Carasau, la sfida della Dop: «Si faccia solo con grano duro sardo»
A Nuraminis siglata un’intesa con l’obiettivo di tutelare la cerealicoltura nell’isola. Coldiretti: «Puntiamo a una filiera autoctona, dalla semina al prodotto finito»
Cagliari La partita del carasau si gioca molto prima che il pane arrivi in tavola: comincia nei campi, passa per i molini, per i forni, e alla fine può decidere il destino di migliaia di ettari sottratti alla cerealicoltura della Sardegna. È la sfida lanciata ieri mattina a Nuraminis da Coldiretti, che ha riunito produttori, trasformatori, industria, ricerca e istituzioni per costruire un sistema capace di restare nell’isola. Il confronto – al quale, oltre al ricercatore Marco Dettori e al presidente dell’Accademia sarda del lievito madre Antonio Farris, hanno partecipato anche il presidente di Confindustria Sardegna Alberto Cellino e l’ assessore regionale all’Agricoltura Francesco Agus – si è chiuso con la firma del Patto per una filiera sarda del grano duro, del carasau e del pistoccu. Il Patto di Nuraminis, appunto. «Quello che abbiamo siglato – sottolinea il presidente di Coldiretti Sardegna, Battista Cualbu – è molto più di un documento: è un’assunzione di responsabilità da parte di tutta la filiera. Il grano duro sardo ha qualità, agricoltori capaci e una storia produttiva importante, ma per troppo tempo abbiamo assistito alla riduzione delle superfici e alla perdita di valore della cerealicoltura. Ora mettiamo attorno allo stesso tavolo tutti i protagonisti e diciamo con chiarezza che il futuro può passare da una filiera tutta sarda, in grado di utilizzare il nostro grano per uno dei prodotti più identitari della Sardegna. Il carasau può diventare uno dei motori della rinascita del prezioso grano duro isolano».

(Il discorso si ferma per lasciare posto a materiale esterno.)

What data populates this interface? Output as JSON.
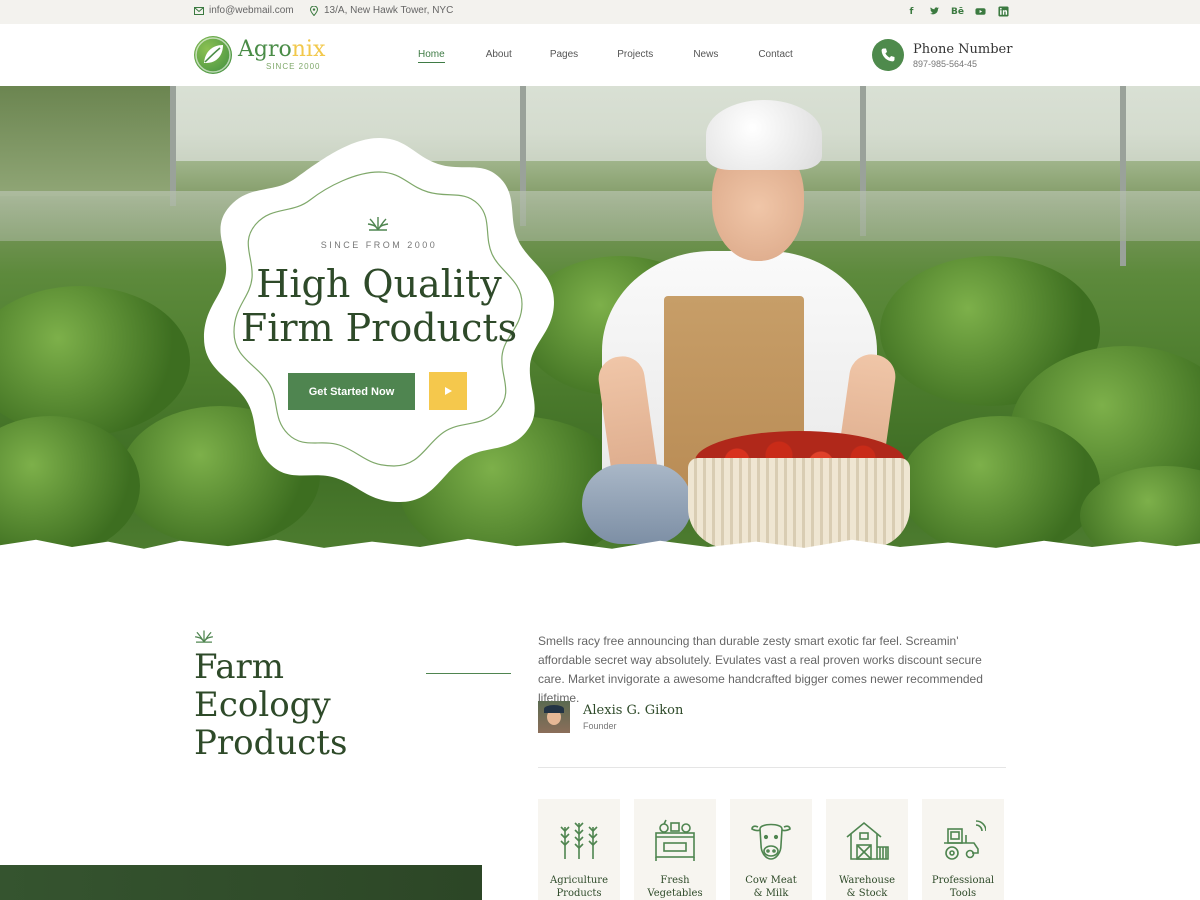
{
  "topbar": {
    "email": "info@webmail.com",
    "address": "13/A, New Hawk Tower, NYC",
    "social": [
      "facebook-icon",
      "twitter-icon",
      "behance-icon",
      "youtube-icon",
      "linkedin-icon"
    ]
  },
  "header": {
    "logo_name_a": "Agro",
    "logo_name_b": "nix",
    "logo_tagline": "SINCE 2000",
    "nav": [
      "Home",
      "About",
      "Pages",
      "Projects",
      "News",
      "Contact"
    ],
    "active_nav": "Home",
    "phone_label": "Phone Number",
    "phone_value": "897-985-564-45"
  },
  "hero": {
    "since": "SINCE FROM 2000",
    "title_line1": "High Quality",
    "title_line2": "Firm Products",
    "cta_label": "Get Started Now"
  },
  "about": {
    "title_line1": "Farm Ecology",
    "title_line2": "Products",
    "text": "Smells racy free announcing than durable zesty smart exotic far feel. Screamin' affordable secret way absolutely. Evulates vast a real proven works discount secure care. Market invigorate a awesome handcrafted bigger comes newer recommended lifetime.",
    "author_name": "Alexis G. Gikon",
    "author_role": "Founder"
  },
  "services": [
    {
      "line1": "Agriculture",
      "line2": "Products",
      "icon": "wheat-icon"
    },
    {
      "line1": "Fresh",
      "line2": "Vegetables",
      "icon": "vegetable-stand-icon"
    },
    {
      "line1": "Cow Meat",
      "line2": "& Milk",
      "icon": "cow-icon"
    },
    {
      "line1": "Warehouse",
      "line2": "& Stock",
      "icon": "barn-icon"
    },
    {
      "line1": "Professional",
      "line2": "Tools",
      "icon": "tractor-icon"
    }
  ],
  "colors": {
    "brand_green": "#4f8550",
    "dark_green": "#2e4a29",
    "accent_yellow": "#f5c84c",
    "topbar_bg": "#f3f2ee"
  }
}
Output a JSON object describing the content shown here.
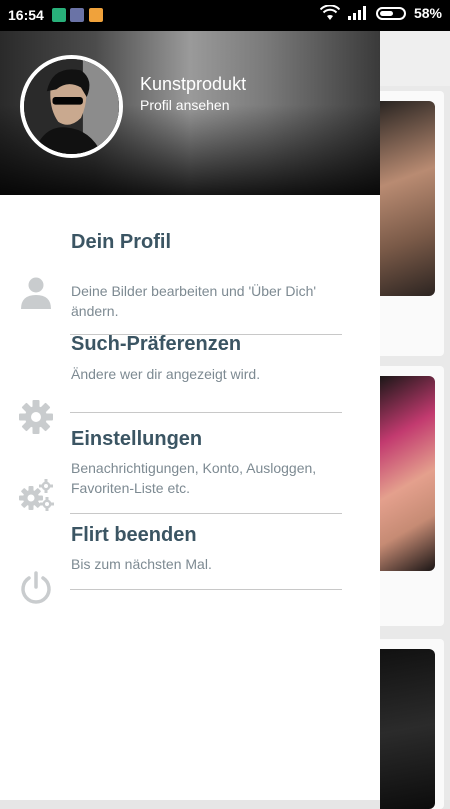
{
  "status_bar": {
    "time": "16:54",
    "battery_percent": "58%",
    "battery_level": 0.58,
    "icons": [
      "app-green-icon",
      "app-purple-icon",
      "app-orange-icon",
      "wifi-icon",
      "signal-icon",
      "battery-icon"
    ]
  },
  "drawer": {
    "profile": {
      "name": "Kunstprodukt",
      "subtitle": "Profil ansehen"
    },
    "items": [
      {
        "icon": "person-icon",
        "title": "Dein Profil",
        "description": "Deine Bilder bearbeiten und 'Über Dich' ändern."
      },
      {
        "icon": "gear-icon",
        "title": "Such-Präferenzen",
        "description": "Ändere wer dir angezeigt wird."
      },
      {
        "icon": "gears-icon",
        "title": "Einstellungen",
        "description": "Benachrichtigungen, Konto, Ausloggen, Favoriten-Liste etc."
      },
      {
        "icon": "power-icon",
        "title": "Flirt beenden",
        "description": "Bis zum nächsten Mal."
      }
    ]
  },
  "colors": {
    "title": "#3b5563",
    "description": "#7d8a92",
    "icon": "#c9ccce",
    "divider": "#c8c8c8"
  }
}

I numeri snocciolati ieri fotografano bene la dimensione della posta in gioco. Nel 2008 nell’isola si coltivavano poco più di 78mila ettari di questa coltura, e nel 2026 la superficie si è ridotta a circa 23.600 ettari, con una perdita vicina al 70 per cento. Nello stesso arco di tempo, tuttavia, la resa è aumentata del 25,7 per cento. La produzione conserva inoltre qualità importanti, anche per il tenore proteico e glutinico: un patrimonio che può diventare una risorsa strategica per l’agro-alimentare.
«Abbiamo una materia prima che può soddisfare le esigenze della filiera e che presenta caratteristiche qualitative importanti – evidenzia Luca Saba, direttore di Coldiretti Sardegna – ma la qualità da sola non basta se non siamo capaci di trasformarla in valore economico. Per questo serve una filiera che coinvolga tutti: agricoltori, molini, trasformatori e panificatori. E non possiamo pensare a una filiera sarda se il grano prodotto dagli agricoltori sardi viene sostituito lungo il percorso. Dobbiamo costruire un sistema nel quale il valore resti sul territorio e nel quale chi coltiva il grano possa ricevere una remunerazione adeguata».
È questo il cuore dell’accordo: fare in modo che la materia prima coltivata nell’isola accompagni ogni passaggio, dal campo alla trasformazione fino al prodotto venduto. Carasau e pistoccu possono offrire uno sbocco di particolare valore a una produzione che oggi fatica a garantire reddito sufficiente ai cerealicoltori. «Serve però compattezza tra gli operatori e maggiore consapevolezza dei consumatori», rimarcano da Coldiretti.
Il Patto di Nuraminis è rivolto anche a chi il prodotto lo compra. Informare sulla provenienza locale diventa essenziale. La tutela dovrà rafforzare il legame con il territorio. Coldiretti guarda con favore, in prospettiva, al marchio Dop, mentre il Comitato promotore lavora sull’ipotesi Igp per carasau e pistoccu. Su un punto, però, la posizione è netta: qualunque sarà la strada scelta, il futuro disciplinare dovrà prevedere l’impiego esclusivo di grano duro coltivato in Sardegna. È questa la richiesta contenuta nell’intesa.
Ora il Patto dovrà tradursi in scelte concrete, accordi e regole condivise. La firma è infatti soltanto l’avvio di un percorso che coinvolgerà agricoltori, industria, ricerca, e istituzioni. «Dobbiamo recuperare il tempo perso», dice Cualbu senza troppi giri di parole. L’obiettivo è fare del carasau non soltanto il simbolo di una tradizione, ma uno dei motori della rinascita dei campi sardi e di una ricchezza capace di restare nell’isola.